Piedmont Fasteners Corporation makes three different clothing fasteners in its manufacturing facility in North Carolina. All three products are sold in highly competitive markets, so the company is unable to raise prices without losing an unacceptable number of customers. Data from the most recent period concerning these products appear below:

Velcro Metal Nylon
Annual sales volume 104,000 208,000 416,000
Unit selling price $ 1.65 $ 1.50 $ 0.85
Variable expense per unit $ 1.25 $ 0.70 $ 0.25
Contribution margin per unit $ 0.40 $ 0.80 $ 0.60

Total fixed expenses are $416,000 per period. Of the total fixed expenses, $20,000 could be avoided if the Velcro product is dropped, $80,000 if the Metal product is dropped, and $60,000 if the Nylon product is dropped. The remaining fixed expenses of $256,000 consist of common fixed expenses such as administrative salaries and rent on the factory building that could be avoided only by going out of business entirely.

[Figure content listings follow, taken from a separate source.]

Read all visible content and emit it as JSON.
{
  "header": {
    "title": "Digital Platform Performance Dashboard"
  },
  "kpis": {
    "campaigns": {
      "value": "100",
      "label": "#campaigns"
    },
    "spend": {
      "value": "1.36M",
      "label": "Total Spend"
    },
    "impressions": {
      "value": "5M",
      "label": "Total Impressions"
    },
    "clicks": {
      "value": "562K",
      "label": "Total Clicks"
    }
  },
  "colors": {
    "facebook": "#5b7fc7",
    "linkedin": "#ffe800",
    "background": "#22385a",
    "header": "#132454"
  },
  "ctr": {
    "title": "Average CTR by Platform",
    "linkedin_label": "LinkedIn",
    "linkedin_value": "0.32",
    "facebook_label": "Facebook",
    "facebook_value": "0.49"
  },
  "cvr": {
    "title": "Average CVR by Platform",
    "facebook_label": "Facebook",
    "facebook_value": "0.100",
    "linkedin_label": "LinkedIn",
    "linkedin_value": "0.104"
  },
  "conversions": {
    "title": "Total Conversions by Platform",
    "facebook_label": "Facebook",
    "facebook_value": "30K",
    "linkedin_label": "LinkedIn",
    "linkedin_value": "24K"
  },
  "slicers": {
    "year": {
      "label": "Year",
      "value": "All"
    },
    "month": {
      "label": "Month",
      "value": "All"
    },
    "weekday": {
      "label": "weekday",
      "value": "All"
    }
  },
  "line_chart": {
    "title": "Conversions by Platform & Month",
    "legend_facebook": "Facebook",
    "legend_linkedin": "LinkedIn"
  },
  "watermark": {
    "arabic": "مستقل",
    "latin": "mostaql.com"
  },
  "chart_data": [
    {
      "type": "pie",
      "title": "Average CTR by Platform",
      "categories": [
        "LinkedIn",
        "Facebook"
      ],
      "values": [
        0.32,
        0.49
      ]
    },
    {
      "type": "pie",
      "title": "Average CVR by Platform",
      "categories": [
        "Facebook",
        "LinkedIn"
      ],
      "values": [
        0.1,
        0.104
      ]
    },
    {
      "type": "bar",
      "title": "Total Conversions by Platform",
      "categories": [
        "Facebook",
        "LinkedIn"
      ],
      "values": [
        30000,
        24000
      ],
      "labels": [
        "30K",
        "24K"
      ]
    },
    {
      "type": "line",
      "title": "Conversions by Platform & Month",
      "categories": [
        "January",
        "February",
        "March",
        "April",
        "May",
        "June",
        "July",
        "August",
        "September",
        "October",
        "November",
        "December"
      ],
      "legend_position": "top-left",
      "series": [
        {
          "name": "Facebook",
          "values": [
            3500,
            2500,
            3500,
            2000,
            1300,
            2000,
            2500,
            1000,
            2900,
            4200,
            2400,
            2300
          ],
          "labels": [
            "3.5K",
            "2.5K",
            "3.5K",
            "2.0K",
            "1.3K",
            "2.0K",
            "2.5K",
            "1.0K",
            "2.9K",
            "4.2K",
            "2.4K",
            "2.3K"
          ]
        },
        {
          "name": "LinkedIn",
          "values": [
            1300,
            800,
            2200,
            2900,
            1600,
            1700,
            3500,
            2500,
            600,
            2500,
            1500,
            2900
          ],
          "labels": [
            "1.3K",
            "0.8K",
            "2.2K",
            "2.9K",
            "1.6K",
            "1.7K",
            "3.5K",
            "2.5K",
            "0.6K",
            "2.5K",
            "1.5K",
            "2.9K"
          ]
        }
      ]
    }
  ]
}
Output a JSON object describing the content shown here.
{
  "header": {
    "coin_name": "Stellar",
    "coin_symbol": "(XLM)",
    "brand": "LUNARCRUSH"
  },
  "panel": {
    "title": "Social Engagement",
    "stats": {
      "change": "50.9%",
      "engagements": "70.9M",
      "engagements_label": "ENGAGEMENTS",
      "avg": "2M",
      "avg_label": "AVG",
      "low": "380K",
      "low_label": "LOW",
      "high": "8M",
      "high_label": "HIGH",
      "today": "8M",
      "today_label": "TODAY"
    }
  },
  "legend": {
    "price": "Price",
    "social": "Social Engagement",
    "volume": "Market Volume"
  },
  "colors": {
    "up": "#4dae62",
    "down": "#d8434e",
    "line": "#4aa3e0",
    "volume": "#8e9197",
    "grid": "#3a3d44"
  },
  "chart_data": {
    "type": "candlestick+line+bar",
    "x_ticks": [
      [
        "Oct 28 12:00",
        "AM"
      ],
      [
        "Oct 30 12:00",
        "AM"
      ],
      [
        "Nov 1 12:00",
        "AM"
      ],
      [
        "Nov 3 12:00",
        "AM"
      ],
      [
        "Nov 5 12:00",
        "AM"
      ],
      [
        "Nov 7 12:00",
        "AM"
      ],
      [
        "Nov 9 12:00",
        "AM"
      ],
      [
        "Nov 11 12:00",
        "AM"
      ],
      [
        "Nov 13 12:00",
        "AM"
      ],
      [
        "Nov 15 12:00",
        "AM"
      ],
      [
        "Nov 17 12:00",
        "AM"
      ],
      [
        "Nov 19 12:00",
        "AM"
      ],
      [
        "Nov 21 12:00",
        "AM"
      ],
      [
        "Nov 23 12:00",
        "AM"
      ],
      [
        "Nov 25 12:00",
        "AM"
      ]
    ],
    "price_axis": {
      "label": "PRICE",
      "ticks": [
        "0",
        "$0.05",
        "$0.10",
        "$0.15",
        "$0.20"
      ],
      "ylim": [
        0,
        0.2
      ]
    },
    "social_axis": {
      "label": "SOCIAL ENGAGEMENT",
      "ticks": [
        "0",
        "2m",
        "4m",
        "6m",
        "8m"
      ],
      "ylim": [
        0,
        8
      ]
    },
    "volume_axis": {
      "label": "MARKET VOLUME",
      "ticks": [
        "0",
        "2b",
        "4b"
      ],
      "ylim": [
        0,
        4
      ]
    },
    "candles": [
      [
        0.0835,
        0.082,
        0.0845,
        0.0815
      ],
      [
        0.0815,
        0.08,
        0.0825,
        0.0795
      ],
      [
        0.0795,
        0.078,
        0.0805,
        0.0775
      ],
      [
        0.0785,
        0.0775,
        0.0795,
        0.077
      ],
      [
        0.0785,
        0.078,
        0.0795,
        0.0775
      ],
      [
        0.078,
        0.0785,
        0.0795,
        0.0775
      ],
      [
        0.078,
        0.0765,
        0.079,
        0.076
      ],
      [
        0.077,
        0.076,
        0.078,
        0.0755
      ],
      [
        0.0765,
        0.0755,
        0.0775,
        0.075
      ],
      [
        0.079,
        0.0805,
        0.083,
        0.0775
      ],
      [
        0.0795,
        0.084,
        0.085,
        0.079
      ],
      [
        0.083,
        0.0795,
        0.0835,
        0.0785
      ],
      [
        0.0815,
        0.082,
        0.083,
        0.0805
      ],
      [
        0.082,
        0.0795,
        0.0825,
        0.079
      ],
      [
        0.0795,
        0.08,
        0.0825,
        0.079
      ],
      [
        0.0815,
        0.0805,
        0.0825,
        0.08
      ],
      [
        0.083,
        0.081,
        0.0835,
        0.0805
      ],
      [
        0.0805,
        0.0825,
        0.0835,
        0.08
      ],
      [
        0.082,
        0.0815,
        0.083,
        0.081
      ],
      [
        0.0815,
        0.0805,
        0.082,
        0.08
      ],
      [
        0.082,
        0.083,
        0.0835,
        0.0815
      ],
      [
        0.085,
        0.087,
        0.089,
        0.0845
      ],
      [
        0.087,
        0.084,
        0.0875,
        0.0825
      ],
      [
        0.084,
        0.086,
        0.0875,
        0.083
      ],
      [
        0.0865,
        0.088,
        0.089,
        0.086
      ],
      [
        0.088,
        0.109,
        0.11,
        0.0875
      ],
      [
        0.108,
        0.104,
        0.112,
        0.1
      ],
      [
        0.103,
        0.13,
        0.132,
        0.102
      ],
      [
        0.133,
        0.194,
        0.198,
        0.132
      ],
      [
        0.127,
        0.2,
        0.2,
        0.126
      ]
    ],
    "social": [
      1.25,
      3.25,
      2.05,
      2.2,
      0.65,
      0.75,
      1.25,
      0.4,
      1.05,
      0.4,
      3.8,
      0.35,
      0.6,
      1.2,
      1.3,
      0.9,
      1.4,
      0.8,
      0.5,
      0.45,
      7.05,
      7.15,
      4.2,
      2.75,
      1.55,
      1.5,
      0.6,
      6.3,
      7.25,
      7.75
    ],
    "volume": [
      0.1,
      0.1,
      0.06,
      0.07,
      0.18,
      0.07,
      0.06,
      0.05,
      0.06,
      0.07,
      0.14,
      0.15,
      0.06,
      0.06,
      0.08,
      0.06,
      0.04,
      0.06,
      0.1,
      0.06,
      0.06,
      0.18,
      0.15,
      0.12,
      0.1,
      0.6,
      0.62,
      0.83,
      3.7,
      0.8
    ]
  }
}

The company's managers would like to compute the break-even point in dollar sales for the company as a whole, and the break- even point in unit sales for each product. They are considering two methods for computing each product's break-even point unit sales:

Method #1: Include each product's traceable fixed costs and an allocated share of the common fixed costs in the numerator of each break-even calculation. The common fixed costs would be allocated to the three products using sales dollars as the allocation base.

Method #2: Only include each product's traceable fixed costs in the numerator of each break-even calculation.

Required:
3a. Calculate the break-even point in unit sales for each product using method 1.